Едва за ним закрылась дверь, когда вошёл Андрей из Тенчина, а за ним Дрзевицкий, весь дрожа.
Король с мольбой вытянул к нему руки. Подканцлер, хотя трясся, не от страха, а от гнева. Сама та мысль, что он будет вынужден запечатать письмо, которое могло привести королевство к потери всех земель, приводила его в отчаяние. – Спаси меня! – воскликнул Ягайлло. – Это человек вспыльчивый; как говорит, так готов сделать. И я погибну и вы; нет уверенности, что будем жить. С Божьей помощью мы отберём Подолье, а жизнь никто не вернёт. Спаси меня! – Милостивый король, – резко прервал Дрзевицкий, – я чувствовал бы себя виновником в предательстве и грешником на совести, если бы использовал печать для такого письма. Не могу! Не годится! Скорей брошу печать в колодец и утоплю.
Король вскочил со скамьи.
– Побойся Бога! – воскликнул он. – Это словно вместе и меня бы ты бросил в колодец! Он завтра наденет на меня кандалы и бросит в темницу. Его палачи меня в ней задушат.
Вероятно, участь Кейстута пришла ему на ум, он вздрогнул.
– Он не посмеет вас тронуть, – прервал Андрей из Тенчина. – Всё-таки за нами целая Корона стоит. Не отважится.
– Он! Разве ты его знаешь? – воскликнул Ягайлло. – Я его помню ребёнком, и знаю, что, разозлившись, он не обращает ни на что внимания. Свою жизнь готов отдать и у другого её забрать… хотя бы не знаю, кем он был. Нужно дать ему письмо, ради Бога, чтобы спастись. Письмо…
Древицкий припал к королевским ногам.
– Нельзя, милостивый пане! Сошлитесь на меня, что я потерял печать, что я виноват. Пусть меня пытают, пусть отрубят мне голову. Жизнь отдам, а родину не предам…
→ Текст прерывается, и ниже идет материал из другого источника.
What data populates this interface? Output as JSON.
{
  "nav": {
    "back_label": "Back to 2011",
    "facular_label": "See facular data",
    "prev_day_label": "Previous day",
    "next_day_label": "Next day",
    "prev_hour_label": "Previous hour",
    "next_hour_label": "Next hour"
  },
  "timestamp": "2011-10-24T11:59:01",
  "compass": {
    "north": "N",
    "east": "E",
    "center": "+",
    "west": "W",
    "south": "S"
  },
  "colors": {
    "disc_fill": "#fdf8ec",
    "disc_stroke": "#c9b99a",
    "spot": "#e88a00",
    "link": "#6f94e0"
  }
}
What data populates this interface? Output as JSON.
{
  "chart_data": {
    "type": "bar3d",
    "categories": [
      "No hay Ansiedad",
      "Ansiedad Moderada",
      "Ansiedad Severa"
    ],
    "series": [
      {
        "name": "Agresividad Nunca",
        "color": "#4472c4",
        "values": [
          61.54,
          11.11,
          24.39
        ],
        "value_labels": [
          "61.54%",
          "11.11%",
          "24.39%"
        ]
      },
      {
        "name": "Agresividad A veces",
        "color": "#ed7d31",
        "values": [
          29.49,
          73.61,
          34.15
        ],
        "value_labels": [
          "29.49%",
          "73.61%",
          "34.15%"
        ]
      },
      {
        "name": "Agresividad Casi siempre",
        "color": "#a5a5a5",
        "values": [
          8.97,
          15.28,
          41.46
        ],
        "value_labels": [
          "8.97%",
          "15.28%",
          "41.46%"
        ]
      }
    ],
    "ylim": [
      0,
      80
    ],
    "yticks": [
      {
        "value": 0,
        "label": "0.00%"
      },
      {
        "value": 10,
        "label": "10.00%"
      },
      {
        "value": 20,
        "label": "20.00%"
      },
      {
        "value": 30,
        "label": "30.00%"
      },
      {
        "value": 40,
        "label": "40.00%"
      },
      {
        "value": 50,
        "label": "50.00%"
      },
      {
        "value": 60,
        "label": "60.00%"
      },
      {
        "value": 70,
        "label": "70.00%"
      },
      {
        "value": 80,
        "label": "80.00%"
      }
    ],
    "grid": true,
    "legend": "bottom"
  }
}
Ягайлло прервал его стоном.
– Твоей жизнью он сыт не будет, – крикнул он, – мою возьмёт. Нужно отправить письма в Подолье, кто бы их не написал, запечатаю головкой от меча… нужно отдать ему замки или голову!!
На эту королевскую мольбу уже никто отвечать не смел, посмотрели друг на друга. Пришлось послушаться.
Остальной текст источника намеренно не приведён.